The Twins' home run prowess is reaching levels rarely seen in Minnesota. Their pitching can simply be hard to watch.

Sometimes that combination produces dramatic baseball. Sunday, both the Twins and White Sox starting pitchers were battered, both teams blew four-run leads, both closers fizzled in the ninth, and six balls landed beyond the outfield fence. The result was a 24-run, 34-hit bender of offensive intoxication, a game, ultimately won 13-11 by Chicago in the 12th inning, that Paul Molitor said ranks among the Twins' top five this season.

Oh wait: He meant the top five most frustrating.

"To have an offensive game like that, to have the [pitchers] you want in the game at the end with a chance — I don't know how many we've had that would rank up there, but [this one] is in the top five," Molitor said.

Chicago rookie Tim Anderson lined a one-out slider into the left field corner off Pat Dean (1-6), driving home two runs in the 12th inning and keeping the Twins from winning a home series for the first time since July. The teams split four games, hitting 18 homers between them.

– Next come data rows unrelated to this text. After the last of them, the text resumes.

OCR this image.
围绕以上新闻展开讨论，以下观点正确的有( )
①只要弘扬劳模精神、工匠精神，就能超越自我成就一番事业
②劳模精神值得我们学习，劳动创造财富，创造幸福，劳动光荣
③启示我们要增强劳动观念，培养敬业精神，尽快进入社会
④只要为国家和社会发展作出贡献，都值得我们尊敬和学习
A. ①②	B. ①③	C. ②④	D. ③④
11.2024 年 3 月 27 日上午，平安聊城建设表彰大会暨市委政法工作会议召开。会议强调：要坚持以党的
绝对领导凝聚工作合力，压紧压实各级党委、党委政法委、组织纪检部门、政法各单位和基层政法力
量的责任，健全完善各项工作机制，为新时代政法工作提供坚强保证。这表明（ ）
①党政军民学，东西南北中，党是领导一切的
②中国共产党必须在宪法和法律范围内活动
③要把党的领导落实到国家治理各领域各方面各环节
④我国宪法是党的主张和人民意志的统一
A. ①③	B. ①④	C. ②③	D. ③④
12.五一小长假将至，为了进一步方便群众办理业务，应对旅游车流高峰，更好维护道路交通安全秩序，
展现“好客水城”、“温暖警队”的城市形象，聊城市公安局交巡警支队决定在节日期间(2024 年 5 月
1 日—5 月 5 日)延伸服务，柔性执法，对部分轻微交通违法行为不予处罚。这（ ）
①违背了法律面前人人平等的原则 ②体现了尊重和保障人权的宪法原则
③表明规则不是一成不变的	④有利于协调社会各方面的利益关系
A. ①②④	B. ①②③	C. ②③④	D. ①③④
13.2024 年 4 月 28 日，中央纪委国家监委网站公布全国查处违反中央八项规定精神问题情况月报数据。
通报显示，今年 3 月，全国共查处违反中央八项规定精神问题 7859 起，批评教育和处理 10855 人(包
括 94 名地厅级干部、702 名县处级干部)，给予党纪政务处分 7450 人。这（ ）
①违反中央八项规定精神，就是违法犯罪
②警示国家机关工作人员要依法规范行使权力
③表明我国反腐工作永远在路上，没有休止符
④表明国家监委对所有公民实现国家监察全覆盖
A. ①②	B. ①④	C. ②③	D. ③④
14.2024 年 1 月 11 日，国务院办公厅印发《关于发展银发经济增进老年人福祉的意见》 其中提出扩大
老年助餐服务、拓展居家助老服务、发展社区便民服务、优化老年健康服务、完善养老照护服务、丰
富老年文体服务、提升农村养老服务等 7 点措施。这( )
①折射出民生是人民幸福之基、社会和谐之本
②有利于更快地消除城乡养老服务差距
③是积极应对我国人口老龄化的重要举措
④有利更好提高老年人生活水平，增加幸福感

The Twins smacked four homers for the second day in a row, a display of slugging they have managed only twice in the past 52 seasons. But that wasn't enough, not with Jose Abreu and his White Sox teammates using Target Field for batting practice. Abreu blasted a pair of three-run homers and drove in seven runs.

"The three-run homer in the first, that makes it a pretty tough outing," Twins starter Andrew Albers said. "I felt like I made some good pitches, but you throw that pitch in there, it makes it look a lot worse."

It's hard to make this game look much worse. The Twins used seven pitchers, and five gave up runs. They had a 9-5 lead with Taylor Rogers, Ryan Pressly and Brandon Kintzler lined up to pitch the final three innings, and all three surrendered critical runs. Kintzler blew his second save in 15 chances, with Avisail Garcia grounding a two-run single to put Chicago in front.

Albers was removed an out short of qualifying for a victory, his first since Aug. 12, 2013, and it seemed like a disappointment at the time. But Chicago scored eight more runs, making the Twins' early outburst look flimsy.

"Yeah, you're one out away from possibly being in line for a win, but that's not what it's about," said Albers, who was sabotaged, too, by errors from Miguel Sano and Jorge Polanco. "The disappointing thing is I didn't give us a better chance to win."

The offense certainly did. Byron Buxton launched a grand slam to straightaway center, his third homer of the series; Sano homered for the second day in a row; and John Ryan Murphy, just up after four months at Class AAA Rochester, chipped in three hits, including his first home run.

And Brian Dozier continued his romp into the record books, crushing an Anthony Ranaudo fastball into the seats in the fourth inning, giving him 35 homers on the season, fifth-most in the American League. Only Harmon Killebrew (eight times), Bob Allison (1963) and Josh Willingham (2012) had hit that many in Twins history.

"Shoot, that's baseball," Dozier said of the ugly loss. "We swung the bats well, that's what's frustrating."